Espoma’s organic potting mix is intended for all potted plants. Ingredients include alfalfa meal, earthworm castings, feather meal, kelp meal, and Myco-tone, which results in an “all-natural potting soil.”
It’s enough to confuse anyone.
What is the difference between potting mix and soil?
If you consider the examples of potting mixes and potting soils we have mentioned, you will see that there are different types of potting soil and different potting mix blends. But, let’s get back to the question, Is there a difference between potting soil and potting mix?
In a broad, ambiguous way, you could be forgiven for saying that potting soil and soilless potting mix are different. It stands to reason that they would be because a soilless potting mix doesn’t contain soil.
But some potting mixes clearly do contain soil.
Additionally, there are many different soils and potting mixes that are produced specifically for certain types of plants. You will find:
- cactus and succulent soil mix
- cactus, palm, and citrus mix
- houseplant potting mix
- African violet potting mix
- professional aloe plant soil
- orchid potting mix
- raised bed soil
… and more.
You will also find a seed starting mix that is even lighter and better aerated than any other type of soil mix. Jiffy brand’s seed starting mix is made with Canadian peat moss.
Espoma has a seed starter for all potted plants made with 80-90% Canadian sphagnum peat moss, perlite, yucca extract, and limestone added to adjust the pH of the mix.
If you can’t find exactly what you want and need to retain water in potting soil, you can use perlite, vermiculite, or even sand.

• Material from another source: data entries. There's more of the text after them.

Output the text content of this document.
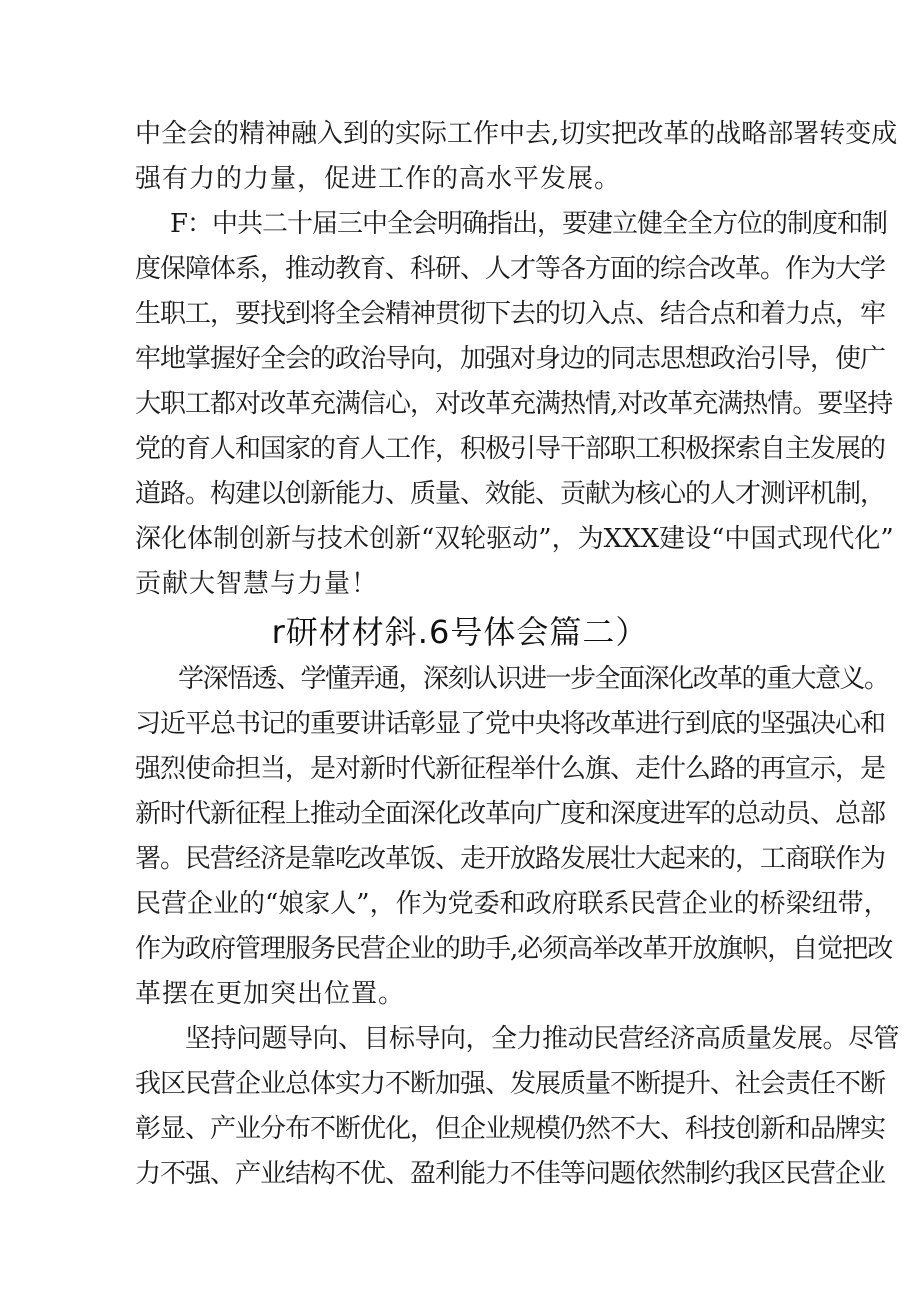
中全会的精神融入到的实际工作中去,切实把改革的战略部署转变成
强有力的力量，促进工作的高水平发展。
F：中共二十届三中全会明确指出，要建立健全全方位的制度和制
度保障体系，推动教育、科研、人才等各方面的综合改革。作为大学
生职工，要找到将全会精神贯彻下去的切入点、结合点和着力点，牢
牢地掌握好全会的政治导向，加强对身边的同志思想政治引导，使广
大职工都对改革充满信心，对改革充满热情,对改革充满热情。要坚持
党的育人和国家的育人工作，积极引导干部职工积极探索自主发展的
道路。构建以创新能力、质量、效能、贡献为核心的人才测评机制，
深化体制创新与技术创新“双轮驱动”，为XXX建设“中国式现代化”
贡献大智慧与力量！
r研材材斜.6号体会篇二）
学深悟透、学懂弄通，深刻认识进一步全面深化改革的重大意义。
习近平总书记的重要讲话彰显了党中央将改革进行到底的坚强决心和
强烈使命担当，是对新时代新征程举什么旗、走什么路的再宣示，是
新时代新征程上推动全面深化改革向广度和深度进军的总动员、总部
署。民营经济是靠吃改革饭、走开放路发展壮大起来的，工商联作为
民营企业的“娘家人”，作为党委和政府联系民营企业的桥梁纽带，
作为政府管理服务民营企业的助手,必须高举改革开放旗帜，自觉把改
革摆在更加突出位置。
坚持问题导向、目标导向，全力推动民营经济高质量发展。尽管
我区民营企业总体实力不断加强、发展质量不断提升、社会责任不断
彰显、产业分布不断优化，但企业规模仍然不大、科技创新和品牌实
力不强、产业结构不优、盈利能力不佳等问题依然制约我区民营企业
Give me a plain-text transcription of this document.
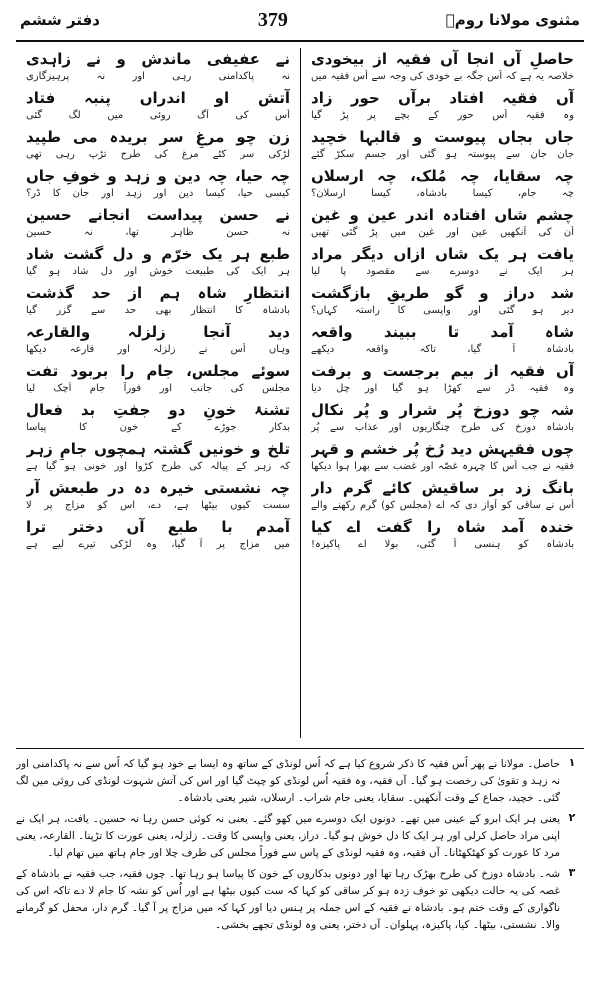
دفتر ششم	379	مثنوی مولانا رومؒ
حاصلِ آں انجا آں فقیہ از بیخودی
خلاصہ یہ ہے کہ اُس جگہ بے خودی کی وجہ سے اُس فقیہ میں
آں فقیہ افتاد برآں حور زاد
وہ فقیہ اُس حور کے بچے پر پڑ گیا
جاں بجاں پیوست و قالبہا خچید
جان جان سے پیوستہ ہو گئی اور جسم سکڑ گئے
چہ سقایا، چہ مُلک، چہ ارسلاں
چہ جام، کیسا بادشاہ، کیسا ارسلان؟
چشم شاں افتادہ اندر عین و غین
اُن کی آنکھیں عین اور غین میں پڑ گئی تھیں
یافت ہر یک شاں ازاں دیگر مراد
ہر ایک نے دوسرے سے مقصود پا لیا
شد دراز و گو طریقِ بازگشت
دیر ہو گئی اور واپسی کا راستہ کہاں؟
شاہ آمد تا ببیند واقعہ
بادشاہ آ گیا، تاکہ واقعہ دیکھے
آں فقیہ از بیم برجست و برفت
وہ فقیہ ڈر سے کھڑا ہو گیا اور چل دیا
شہ چو دوزخ پُر شرار و پُر نکال
بادشاہ دوزخ کی طرح چنگاریوں اور عذاب سے پُر
چوں فقیہش دید رُخ پُر خشم و قہر
فقیہ نے جب اُس کا چہرہ غصّہ اور غضب سے بھرا ہوا دیکھا
بانگ زد بر ساقیش کائے گرم دار
اُس نے ساقی کو آواز دی کہ اے (مجلس کو) گرم رکھنے والے
خندہ آمد شاہ را گفت اے کیا
بادشاہ کو ہنسی آ گئی، بولا اے پاکیزہ!
نے عفیفی ماندش و نے زاہدی
نہ پاکدامنی رہی اور نہ پرہیزگاری
آتش او اندراں پنبہ فتاد
اُس کی آگ روئی میں لگ گئی
زن چو مرغِ سر بریدہ می طپید
لڑکی سر کٹے مرغ کی طرح تڑپ رہی تھی
چہ حیا، چہ دین و زہد و خوفِ جاں
کیسی حیا، کیسا دین اور زہد اور جان کا ڈر؟
نے حسن پیداست انجانے حسین
نہ حسن ظاہر تھا، نہ حسین
طبع ہر یک خرّم و دل گشت شاد
ہر ایک کی طبیعت خوش اور دل شاد ہو گیا
انتظارِ شاہ ہم از حد گذشت
بادشاہ کا انتظار بھی حد سے گزر گیا
دید آنجا زلزلہ والقارعہ
وہاں اُس نے زلزلہ اور قارعہ دیکھا
سوئے مجلس، جام را بربود تفت
مجلس کی جانب اور فوراً جام اُچک لیا
تشنۂ خونِ دو جفتِ بد فعال
بدکار جوڑے کے خون کا پیاسا
تلخ و خونیں گشتہ ہمچوں جامِ زہر
کہ زہر کے پیالہ کی طرح کڑوا اور خونی ہو گیا ہے
چہ نشستی خیرہ دہ در طبعش آر
سست کیوں بیٹھا ہے، دے، اس کو مزاج پر لا
آمدم با طبع آں دختر ترا
میں مزاج پر آ گیا، وہ لڑکی تیرے لیے ہے
۱
حاصل۔ مولانا نے پھر اُس فقیہ کا ذکر شروع کیا ہے کہ اُس لونڈی کے ساتھ وہ ایسا بے خود ہو گیا کہ اُس سے نہ پاکدامنی اور نہ زہد و تقویٰ کی رخصت ہو گیا۔ آں فقیہ، وہ فقیہ اُس لونڈی کو چپٹ گیا اور اس کی آتش شہوت لونڈی کی روئی میں لگ گئی۔ خچید، جماع کے وقت آنکھیں۔ سقایا، یعنی جام شراب۔ ارسلاں، شیر یعنی بادشاہ۔
۲
یعنی ہر ایک ابرو کے عینی میں تھے۔ دونوں ایک دوسرے میں کھو گئے۔ یعنی نہ کوئی حسن رہا نہ حسین۔ یافت، ہر ایک نے اپنی مراد حاصل کرلی اور ہر ایک کا دل خوش ہو گیا۔ دراز، یعنی واپسی کا وقت۔ زلزلہ، یعنی عورت کا تڑپنا۔ القارعہ، یعنی مرد کا عورت کو کھٹکھٹانا۔ آں فقیہ، وہ فقیہ لونڈی کے پاس سے فوراً مجلس کی طرف چلا اور جام ہاتھ میں تھام لیا۔
۳
شہ۔ بادشاہ دوزخ کی طرح بھڑک رہا تھا اور دونوں بدکاروں کے خون کا پیاسا ہو رہا تھا۔ چوں فقیہ، جب فقیہ نے بادشاہ کے غصہ کی یہ حالت دیکھی تو خوف زدہ ہو کر ساقی کو کہا کہ ست کیوں بیٹھا ہے اور اُس کو نشہ کا جام لا دے تاکہ اس کی ناگواری کے وقت ختم ہو۔ بادشاہ نے فقیہ کے اس جملہ پر ہنس دیا اور کہا کہ میں مزاج پر آ گیا۔ گرم دار، محفل کو گرمانے والا۔ نشستی، بیٹھا۔ کیا، پاکیزہ، پہلوان۔ آں دختر، یعنی وہ لونڈی تجھے بخشی۔
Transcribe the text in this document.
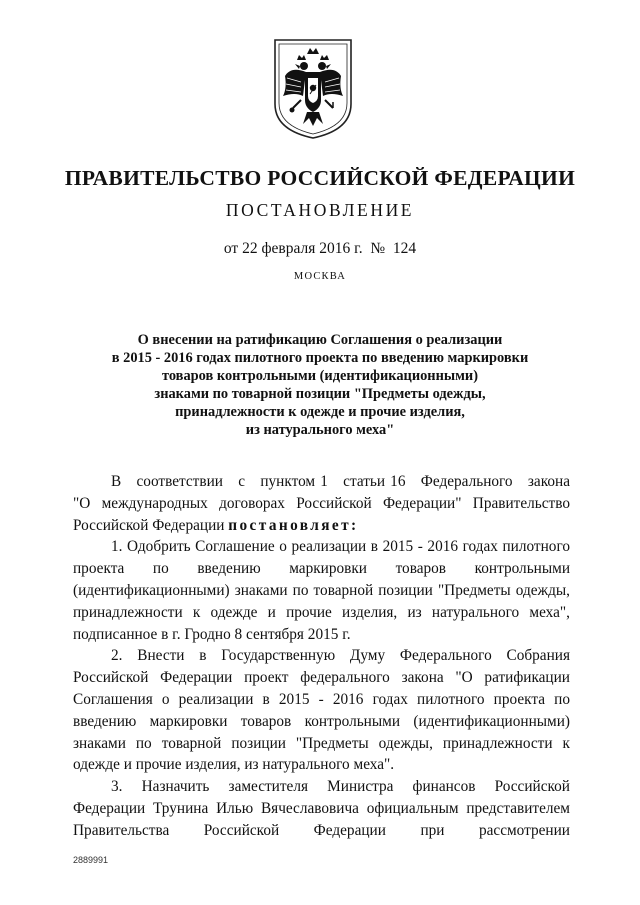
ПРАВИТЕЛЬСТВО РОССИЙСКОЙ ФЕДЕРАЦИИ
ПОСТАНОВЛЕНИЕ
от 22 февраля 2016 г.  №  124
МОСКВА
О внесении на ратификацию Соглашения о реализации
в 2015 - 2016 годах пилотного проекта по введению маркировки
товаров контрольными (идентификационными)
знаками по товарной позиции "Предметы одежды,
принадлежности к одежде и прочие изделия,
из натурального меха"

В   соответствии   с   пунктом 1   статьи 16   Федерального   закона

"О международных договорах Российской Федерации" Правительство

Российской Федерации постановляет:

1. Одобрить Соглашение о реализации в 2015 - 2016 годах пилотного

проекта по введению маркировки товаров контрольными

(идентификационными) знаками по товарной позиции "Предметы одежды,

принадлежности к одежде и прочие изделия, из натурального меха",

подписанное в г. Гродно 8 сентября 2015 г.

2. Внести в Государственную Думу Федерального Собрания

Российской Федерации проект федерального закона "О ратификации

Соглашения о реализации в 2015 - 2016 годах пилотного проекта по

введению маркировки товаров контрольными (идентификационными)

знаками по товарной позиции "Предметы одежды, принадлежности к

одежде и прочие изделия, из натурального меха".

3. Назначить заместителя Министра финансов Российской

Федерации Трунина Илью Вячеславовича официальным представителем

Правительства Российской Федерации при рассмотрении

2889991
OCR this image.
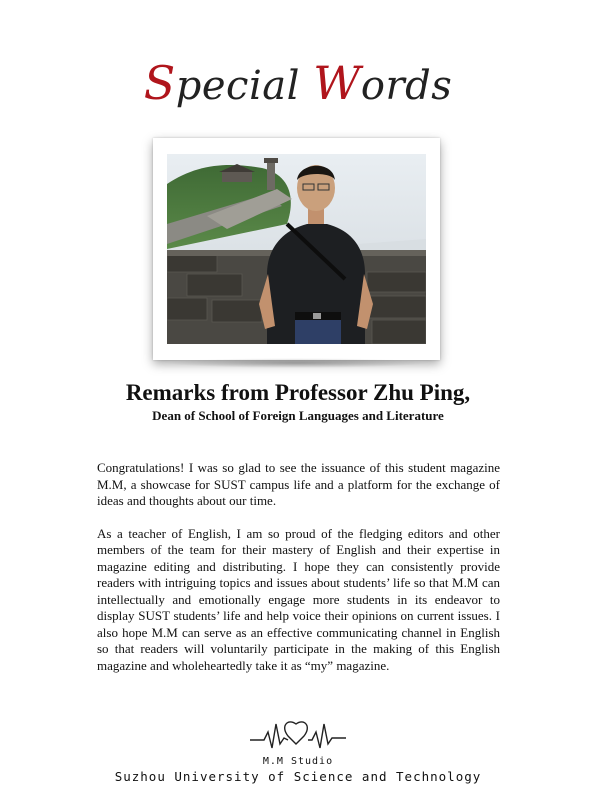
Special Words
Remarks from Professor Zhu Ping,
Dean of School of Foreign Languages and Literature

Congratulations! I was so glad to see the issuance of this student magazine M.M, a showcase for SUST campus life and a platform for the exchange of ideas and thoughts about our time.

As a teacher of English, I am so proud of the fledging editors and other members of the team for their mastery of English and their expertise in magazine editing and distributing. I hope they can consistently provide readers with intriguing topics and issues about students’ life so that M.M can intellectually and emotionally engage more students in its endeavor to display SUST students’ life and help voice their opinions on current issues. I also hope M.M can serve as an effective communicating channel in English so that readers will voluntarily participate in the making of this English magazine and wholeheartedly take it as “my” magazine.

M.M Studio
Suzhou University of Science and Technology
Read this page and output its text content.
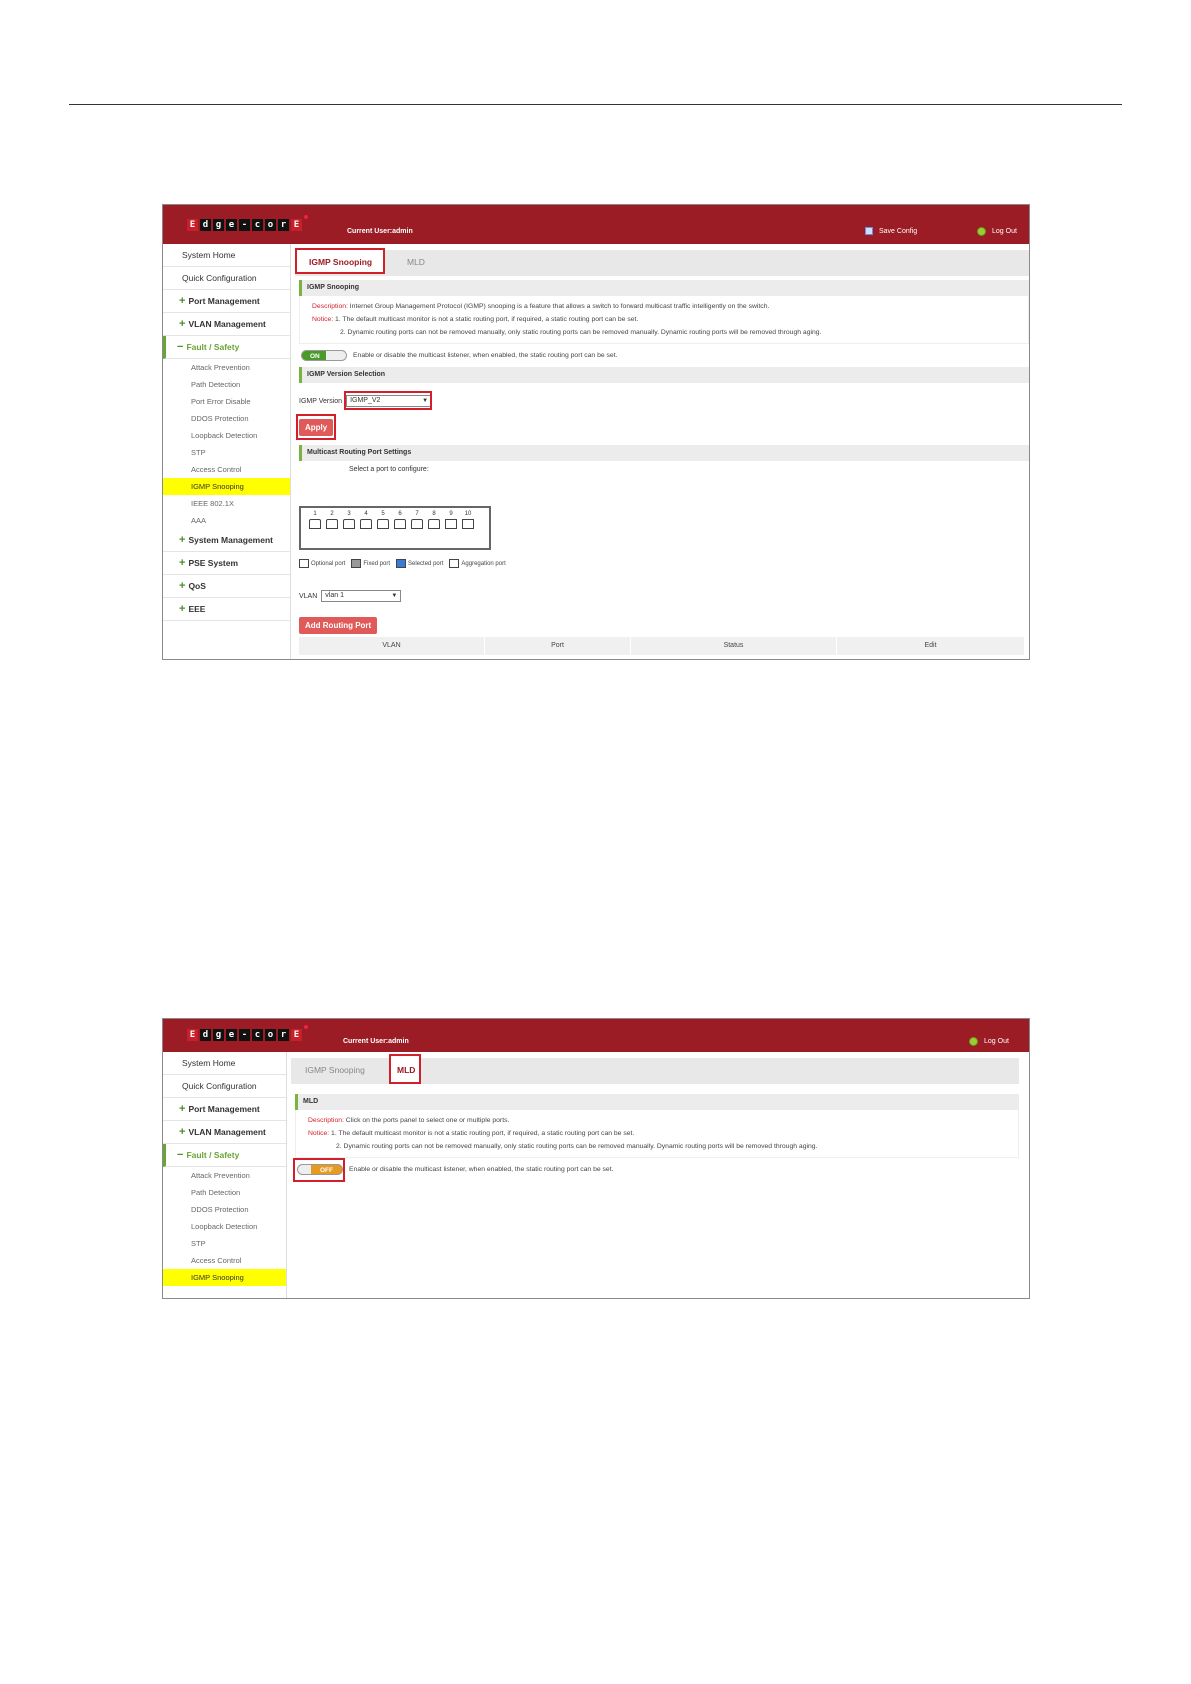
E d g e - c o r E
Current User:admin	Save Config	Log Out
System Home
Quick Configuration
+ Port Management
+ VLAN Management
− Fault / Safety
Attack Prevention
Path Detection
Port Error Disable
DDOS Protection
Loopback Detection
STP
Access Control
IGMP Snooping
IEEE 802.1X
AAA
+ System Management
+ PSE System
+ QoS
+ EEE
IGMP Snooping	MLD
IGMP Snooping
Description: Internet Group Management Protocol (IGMP) snooping is a feature that allows a switch to forward multicast traffic intelligently on the switch.
Notice: 1. The default multicast monitor is not a static routing port, if required, a static routing port can be set.
2. Dynamic routing ports can not be removed manually, only static routing ports can be removed manually. Dynamic routing ports will be removed through aging.
ON	Enable or disable the multicast listener, when enabled, the static routing port can be set.
IGMP Version Selection
IGMP Version	IGMP_V2	▼
Apply
Multicast Routing Port Settings
Select a port to configure:
1	2	3	4	5	6	7	8	9	10
Optional port	Fixed port	Selected port	Aggregation port
VLAN	vlan 1	▼
Add Routing Port
VLAN	Port	Status	Edit
E d g e - c o r E
Current User:admin	Log Out
System Home
Quick Configuration
+ Port Management
+ VLAN Management
− Fault / Safety
Attack Prevention
Path Detection
DDOS Protection
Loopback Detection
STP
Access Control
IGMP Snooping
IGMP Snooping	MLD
MLD
Description: Click on the ports panel to select one or multiple ports.
Notice: 1. The default multicast monitor is not a static routing port, if required, a static routing port can be set.
2. Dynamic routing ports can not be removed manually, only static routing ports can be removed manually. Dynamic routing ports will be removed through aging.
OFF	Enable or disable the multicast listener, when enabled, the static routing port can be set.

Perlite and vermiculite are not the same, but they both have a neutral pH.
Ultimately, it makes more sense to compare garden soil with potting mix rather than so-called potting soil.
Can I mix potting soil and potting mix?
There’s no real reason you shouldn’t mix potting soil and potting mix since they are often much the same. One time might be when you want a soilless growing medium.
When you embark on a discussion that involves the differences between potting mix and potting soil, you’ll be faced with a multitude of ifs and buts. It’s much the same as trying to compare apples with apples, which is virtually impossible.
A common difference between potting soil, potting mix, and starting mix is that potting soil is often the only medium that contains soil. But it gets complicated because this is not always the case.